Bastian Brand, FCS Fair Computer Systems GmbH in Nürnberg
IT-DIRECTOR: Herr Brand, an welchen Stellen hapert es hinsichtlich der Nutzung von IT-Asset-Management-Lösungen (ITAM) bei Großunternehmen und Konzernen?
B. Brand: Viele vergessen, die Bewegungen der Assets während ihres Lebenszyklus im Unternehmen nachzuverfolgen. Damit gehen aber die Grundlagen für sauberes Servicemanagement oder korrekte interne Verrechnung von IT-Kosten und Services an die Kostenstellen verloren. Die größte Herausforderung, ein funktionierendes IT-Asset-Management aufzubauen, ist dabei die Einsicht, dass man überhaupt eines benötigt, um den Nutzen für die Organisation und Kostenrechnung zu erkennen. Viele CIOs meinen, alle Fragen kann ihnen hier das eingesetzte SAP-System beantworten – stimmt aber nicht! Ist diese Erkenntnis bei den Verantwortlichen eingetreten, gilt es, die technische Umsetzung auf die speziellen Anforderungen des Unternehmens abzustimmen. Hierzu sollte die gewählte Lösung am besten eine Standardlösung sein, die sich leicht in eine bestehende Organisation einfügt.

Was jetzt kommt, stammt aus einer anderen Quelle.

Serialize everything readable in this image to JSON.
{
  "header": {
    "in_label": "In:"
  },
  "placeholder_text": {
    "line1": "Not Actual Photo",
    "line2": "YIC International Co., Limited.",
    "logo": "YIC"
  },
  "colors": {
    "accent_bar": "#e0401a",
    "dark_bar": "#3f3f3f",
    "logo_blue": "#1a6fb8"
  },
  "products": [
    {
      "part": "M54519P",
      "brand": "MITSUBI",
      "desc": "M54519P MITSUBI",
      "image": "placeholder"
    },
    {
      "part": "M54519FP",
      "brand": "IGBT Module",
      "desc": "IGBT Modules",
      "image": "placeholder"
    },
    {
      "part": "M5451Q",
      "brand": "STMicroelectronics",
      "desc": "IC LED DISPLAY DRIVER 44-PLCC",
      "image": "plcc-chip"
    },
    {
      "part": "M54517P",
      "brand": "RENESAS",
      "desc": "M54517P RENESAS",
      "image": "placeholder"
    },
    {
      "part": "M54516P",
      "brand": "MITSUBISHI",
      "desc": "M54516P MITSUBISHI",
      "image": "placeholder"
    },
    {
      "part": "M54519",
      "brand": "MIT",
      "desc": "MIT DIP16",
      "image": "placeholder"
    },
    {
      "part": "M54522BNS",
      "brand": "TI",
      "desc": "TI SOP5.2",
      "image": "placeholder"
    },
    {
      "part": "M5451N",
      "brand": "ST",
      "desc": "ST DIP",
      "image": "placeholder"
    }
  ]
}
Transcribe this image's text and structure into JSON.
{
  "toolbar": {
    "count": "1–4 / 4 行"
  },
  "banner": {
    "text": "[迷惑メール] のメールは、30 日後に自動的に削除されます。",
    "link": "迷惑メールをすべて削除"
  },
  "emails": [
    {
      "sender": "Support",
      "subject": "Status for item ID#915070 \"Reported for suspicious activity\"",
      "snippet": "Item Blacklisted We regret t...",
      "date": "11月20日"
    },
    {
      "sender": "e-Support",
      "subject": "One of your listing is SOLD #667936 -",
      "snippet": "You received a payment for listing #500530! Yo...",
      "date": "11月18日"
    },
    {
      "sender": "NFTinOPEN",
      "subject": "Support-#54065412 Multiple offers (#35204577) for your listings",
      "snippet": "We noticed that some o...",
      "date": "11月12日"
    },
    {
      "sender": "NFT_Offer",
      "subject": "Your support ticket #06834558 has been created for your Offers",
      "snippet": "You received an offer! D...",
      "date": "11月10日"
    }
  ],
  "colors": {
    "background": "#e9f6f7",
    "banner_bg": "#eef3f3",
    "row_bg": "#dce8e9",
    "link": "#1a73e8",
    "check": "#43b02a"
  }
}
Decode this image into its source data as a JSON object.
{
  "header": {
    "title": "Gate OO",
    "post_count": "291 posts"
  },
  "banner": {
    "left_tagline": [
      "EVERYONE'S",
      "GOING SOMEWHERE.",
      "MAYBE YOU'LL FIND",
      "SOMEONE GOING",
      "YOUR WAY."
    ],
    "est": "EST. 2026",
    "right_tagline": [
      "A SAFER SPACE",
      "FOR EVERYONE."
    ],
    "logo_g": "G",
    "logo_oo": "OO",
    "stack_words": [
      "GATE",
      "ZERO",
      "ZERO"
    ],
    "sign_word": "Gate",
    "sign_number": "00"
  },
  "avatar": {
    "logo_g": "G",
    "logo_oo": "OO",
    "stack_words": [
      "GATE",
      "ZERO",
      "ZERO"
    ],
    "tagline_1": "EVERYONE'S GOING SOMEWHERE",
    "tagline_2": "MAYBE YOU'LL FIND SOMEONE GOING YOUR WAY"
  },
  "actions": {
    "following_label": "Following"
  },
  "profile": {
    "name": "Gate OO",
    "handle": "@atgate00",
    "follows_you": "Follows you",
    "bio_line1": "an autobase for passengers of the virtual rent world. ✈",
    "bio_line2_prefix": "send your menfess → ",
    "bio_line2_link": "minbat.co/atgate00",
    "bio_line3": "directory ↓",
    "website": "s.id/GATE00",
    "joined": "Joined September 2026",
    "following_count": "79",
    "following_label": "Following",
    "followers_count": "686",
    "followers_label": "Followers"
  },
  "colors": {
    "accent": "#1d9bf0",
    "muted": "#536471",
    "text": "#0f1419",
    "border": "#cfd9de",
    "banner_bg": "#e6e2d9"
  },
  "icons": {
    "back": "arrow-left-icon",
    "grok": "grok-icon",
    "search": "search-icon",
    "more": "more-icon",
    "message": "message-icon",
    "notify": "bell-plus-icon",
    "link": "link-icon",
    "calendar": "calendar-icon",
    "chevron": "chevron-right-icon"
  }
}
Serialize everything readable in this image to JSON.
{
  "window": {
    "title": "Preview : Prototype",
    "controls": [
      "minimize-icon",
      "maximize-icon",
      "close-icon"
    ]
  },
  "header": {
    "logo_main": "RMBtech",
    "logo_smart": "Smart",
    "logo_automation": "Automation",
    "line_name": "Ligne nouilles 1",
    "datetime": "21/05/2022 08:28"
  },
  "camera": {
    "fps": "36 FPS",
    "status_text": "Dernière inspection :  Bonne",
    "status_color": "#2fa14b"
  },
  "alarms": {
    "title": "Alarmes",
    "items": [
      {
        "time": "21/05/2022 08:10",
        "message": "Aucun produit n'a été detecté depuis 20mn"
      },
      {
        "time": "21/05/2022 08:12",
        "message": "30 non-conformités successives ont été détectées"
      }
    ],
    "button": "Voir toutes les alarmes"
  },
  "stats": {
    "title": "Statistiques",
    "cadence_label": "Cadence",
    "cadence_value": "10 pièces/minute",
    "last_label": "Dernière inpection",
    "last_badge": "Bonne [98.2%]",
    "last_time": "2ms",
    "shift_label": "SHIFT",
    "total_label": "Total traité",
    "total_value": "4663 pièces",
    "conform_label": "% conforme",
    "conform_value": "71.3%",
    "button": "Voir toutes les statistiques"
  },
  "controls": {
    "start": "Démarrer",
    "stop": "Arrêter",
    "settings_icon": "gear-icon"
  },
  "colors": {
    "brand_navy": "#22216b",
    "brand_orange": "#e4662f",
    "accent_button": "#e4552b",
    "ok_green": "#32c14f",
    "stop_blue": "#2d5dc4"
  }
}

IT-DIRECTOR: Auf welche Funktionen sollte man bei der Auswahl einer ITAM-Lösung besonders achten?
B. Brand: Sie sollte einige Schlüsselkriterien erfüllen, um langfristig Nutzen zu bringen. Äußerst wichtig ist eine offene Lösung, die mit möglichst allen beteiligten Systemen verbunden werden kann – z.B. mit dem Active Directory, dem ERP- oder Dokumenten-Management-System. Viele ITAM-Lösungen sind komplex, einführungsaufwendig und für die Benutzer nur schwer zu bedienen. Hier sollte zum einen der Fokus auf der Übersichtlichkeit und Ergonomie des GUI liegen. Diese Faktoren minimieren Einführungs-, Anpassungs- und Schulungskosten und sorgen damit für einen schnelleren Return on Invest.
IT-DIRECTOR: Wie passen ein unternehmensweites Asset-Management und der viel diskutierte Trend „Bring your own device“ zusammen?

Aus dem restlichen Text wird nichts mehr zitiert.